15.4 CITY REVIEW PROCESS
Developers should contact the City as
early as possible during the design
process to obtain information
regarding inclusion of artwork within a
development proposal and guidelines
for developing a project art plan,
selecting and working with artists and
art consultants.

15.5 WORKING WITH CONSULTANTS
Project developers are strongly
encouraged to work with an art
consultant in the selection of artists
and artwork. An art consultant can
provide expert assistance
 about artists
who work on public projects.
Budgets, site selection and contract
knowledge will assist the developer in
developing the Public Art Plan.

15.6 SELECTING ARTISTS
Artists selected should be generally
recognized as a professional of serious
intent. Their work should show strong
artistic excellence, the ability to
produce works appropriate to the site,
integration of artworks into the design
of the building or landscape. The
artwork should show recognition of
accessibility, durability, and an
awareness of the issues of security,
maintenance, and safety.

Based on these guidelines, and based on the fact that such a thing as a mural ordinance does exist in other places, I recommend that the City of Santa Ana enact a specific mural ordinance, with a body to oversee projects, and make recommendations.

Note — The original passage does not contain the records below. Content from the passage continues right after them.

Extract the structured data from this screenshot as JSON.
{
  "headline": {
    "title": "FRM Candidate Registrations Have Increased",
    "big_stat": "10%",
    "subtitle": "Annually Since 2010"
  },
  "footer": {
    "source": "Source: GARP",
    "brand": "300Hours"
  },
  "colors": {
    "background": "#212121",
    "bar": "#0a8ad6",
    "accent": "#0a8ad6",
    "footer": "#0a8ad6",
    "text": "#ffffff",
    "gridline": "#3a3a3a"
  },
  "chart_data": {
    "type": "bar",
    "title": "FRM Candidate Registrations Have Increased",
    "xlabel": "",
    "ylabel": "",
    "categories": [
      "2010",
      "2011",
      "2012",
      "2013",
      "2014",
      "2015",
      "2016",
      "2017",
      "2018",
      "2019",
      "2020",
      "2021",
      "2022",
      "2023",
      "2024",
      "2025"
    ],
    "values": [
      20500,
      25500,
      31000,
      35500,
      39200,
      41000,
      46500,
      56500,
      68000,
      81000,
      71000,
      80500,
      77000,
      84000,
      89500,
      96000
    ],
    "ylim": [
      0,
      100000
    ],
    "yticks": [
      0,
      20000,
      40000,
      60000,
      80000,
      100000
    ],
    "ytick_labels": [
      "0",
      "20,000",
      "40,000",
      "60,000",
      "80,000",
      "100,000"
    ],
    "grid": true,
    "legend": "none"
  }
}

The process should be opened to interested groups to bid on mural projects (what’s fair) to find the best-qualified muralists with a proven record as accomplished muralists and for them to provide that expertise expected in the Chapter 15 Public Art Guidelines.

Said ordinance would complement and strengthen existing guidelines.

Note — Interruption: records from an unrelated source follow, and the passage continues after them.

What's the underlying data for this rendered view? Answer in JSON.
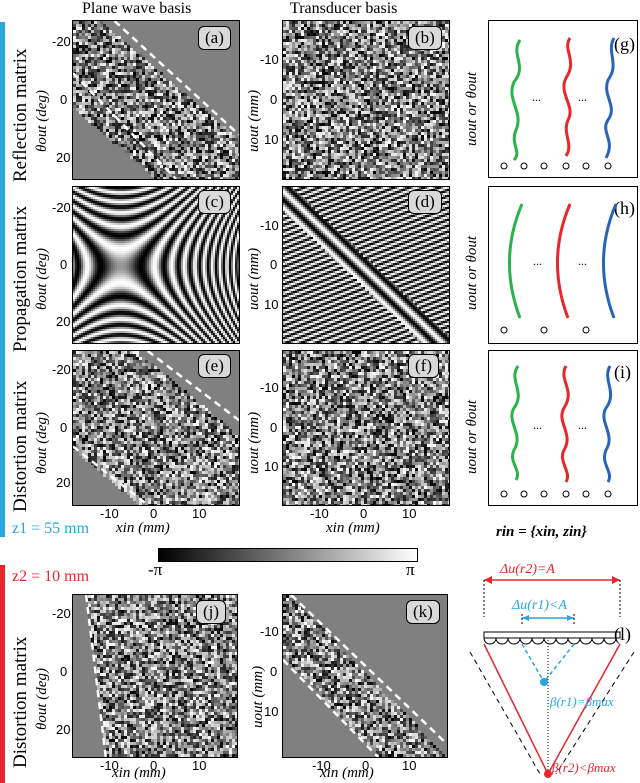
{
  "columns": {
    "col1": "Plane wave basis",
    "col2": "Transducer basis"
  },
  "rows": {
    "row1": "Reflection matrix",
    "row2": "Propagation matrix",
    "row3": "Distortion matrix",
    "row4": "Distortion matrix"
  },
  "panel_tags": [
    "(a)",
    "(b)",
    "(c)",
    "(d)",
    "(e)",
    "(f)",
    "(g)",
    "(h)",
    "(i)",
    "(j)",
    "(k)",
    "(l)"
  ],
  "axes": {
    "theta_label": "θout (deg)",
    "u_label": "uout (mm)",
    "x_label": "xin (mm)",
    "theta_ticks": [
      "-20",
      "0",
      "20"
    ],
    "u_ticks": [
      "-10",
      "0",
      "10"
    ],
    "x_ticks": [
      "-10",
      "0",
      "10"
    ],
    "schematic_label": "uout or θout"
  },
  "depths": {
    "z1": "z1 = 55 mm",
    "z2": "z2 = 10 mm"
  },
  "colorbar": {
    "min": "-π",
    "max": "π"
  },
  "rin": "rin = {xin, zin}",
  "ellipsis": "...",
  "schematic_l": {
    "outer": "Δu(r2)=A",
    "inner": "Δu(r1)<A",
    "beta1": "β(r1)=βmax",
    "beta2": "β(r2)<βmax"
  },
  "colors": {
    "green": "#2bb24c",
    "red": "#e8262b",
    "blue": "#2a64b6",
    "cyan": "#26a7e0"
  }
}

Take for example that in Los Angeles, there’s even curriculum being developed for Judy Baca’s mural La gente del maíz (The People of the Corn). Including curriculum could be part of a new ordinance.

It just seems obvious that prior to painting such an important mural, that it has to be done right, with as much information synthesized from what can be learned from other mural movements. We don’t have to look that far, LA is a perfect model. In LA there’s the Social and Public Art Resource Center – SPARC. How do they work with public entities and with the LA mural ordinance? What can be learned from a community that has more of a history with public art in the form of murals? There is much to be learned from an organization involved with the production of 105 murals since 1988. Again, their work directly engages and involves the City of LA’s Department of Cultural Affairs.

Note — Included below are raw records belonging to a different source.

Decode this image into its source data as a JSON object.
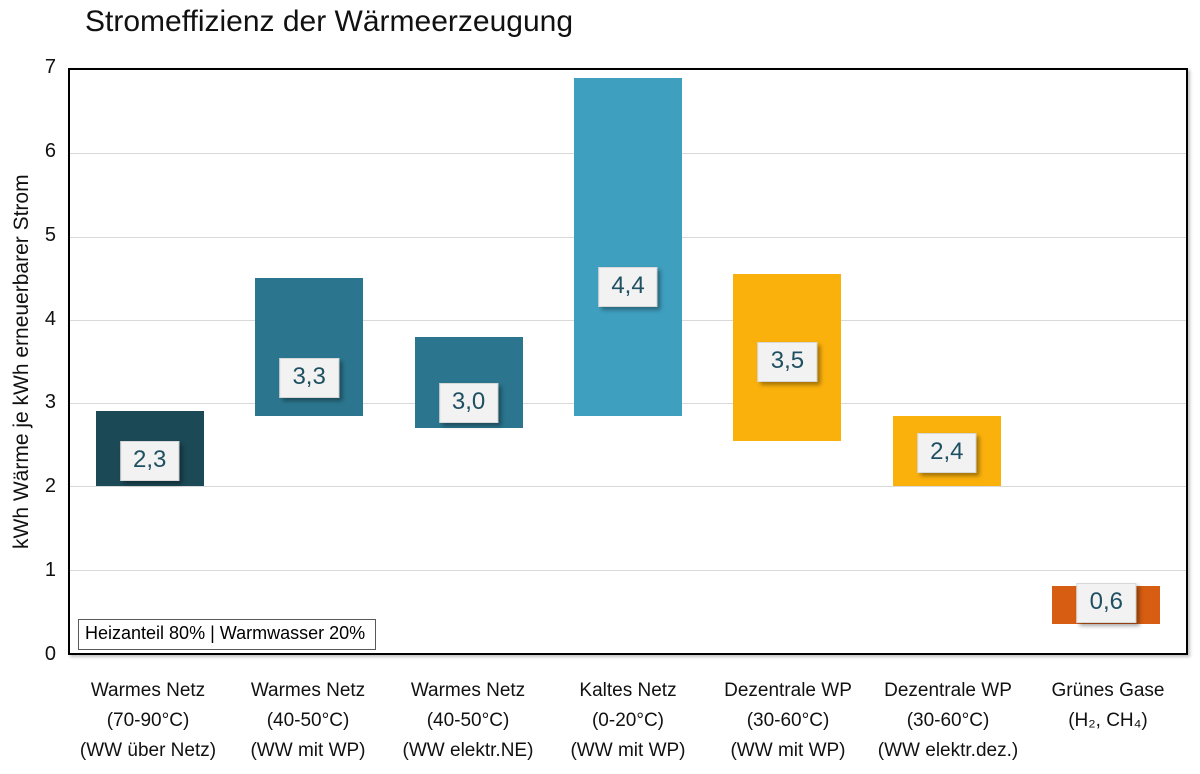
{
  "page": {
    "background": "#ffffff"
  },
  "chart_data": {
    "type": "bar",
    "variant": "floating-range-bars",
    "title": "Stromeffizienz der Wärmeerzeugung",
    "ylabel": "kWh Wärme je kWh erneuerbarer Strom",
    "xlabel": "",
    "ylim": [
      0,
      7
    ],
    "yticks": [
      0,
      1,
      2,
      3,
      4,
      5,
      6,
      7
    ],
    "grid": "horizontal",
    "legend": "none",
    "annotation": "Heizanteil 80% | Warmwasser 20%",
    "bars": [
      {
        "category_lines": [
          "Warmes Netz",
          "(70-90°C)",
          "(WW über Netz)"
        ],
        "range": [
          2.0,
          2.9
        ],
        "label": "2,3",
        "label_value": 2.3,
        "color": "#1c4956"
      },
      {
        "category_lines": [
          "Warmes Netz",
          "(40-50°C)",
          "(WW mit WP)"
        ],
        "range": [
          2.85,
          4.5
        ],
        "label": "3,3",
        "label_value": 3.3,
        "color": "#2b768e"
      },
      {
        "category_lines": [
          "Warmes Netz",
          "(40-50°C)",
          "(WW elektr.NE)"
        ],
        "range": [
          2.7,
          3.8
        ],
        "label": "3,0",
        "label_value": 3.0,
        "color": "#2b768e"
      },
      {
        "category_lines": [
          "Kaltes Netz",
          "(0-20°C)",
          "(WW mit WP)"
        ],
        "range": [
          2.85,
          6.9
        ],
        "label": "4,4",
        "label_value": 4.4,
        "color": "#3f9fbf"
      },
      {
        "category_lines": [
          "Dezentrale WP",
          "(30-60°C)",
          "(WW mit WP)"
        ],
        "range": [
          2.55,
          4.55
        ],
        "label": "3,5",
        "label_value": 3.5,
        "color": "#fbb10c"
      },
      {
        "category_lines": [
          "Dezentrale WP",
          "(30-60°C)",
          "(WW elektr.dez.)"
        ],
        "range": [
          2.0,
          2.85
        ],
        "label": "2,4",
        "label_value": 2.4,
        "color": "#fbb10c"
      },
      {
        "category_lines": [
          "Grünes Gase",
          "(H₂, CH₄)"
        ],
        "range": [
          0.35,
          0.8
        ],
        "label": "0,6",
        "label_value": 0.6,
        "color": "#d65d12"
      }
    ],
    "colors": {
      "gridline": "#d9d9d9",
      "plot_border": "#000000",
      "label_box_bg": "#f2f2f2",
      "label_box_border": "#d8d8d8",
      "label_text": "#1f5062",
      "axis_text": "#111111"
    }
  }
}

Going forward it makes all the sense in the world to adopt and enact a process, one even guaranteeing conservancy.

What we have now is a rush job and a horse race, all the while disregarding processes and more careful studies of other mural projects. There’s an overwhelming amount of information about each mural out there, complete with the histories they contain and the processes involved in getting them done. They too synthesize public input.

Fairness dictates that neither group competing for a public wall, not WCA or UASA, should be awarded anything until there are mechanisms and systems in place in the form of a mural ordinance and an arts commission.

A project like this can only benefit from more thought put into it.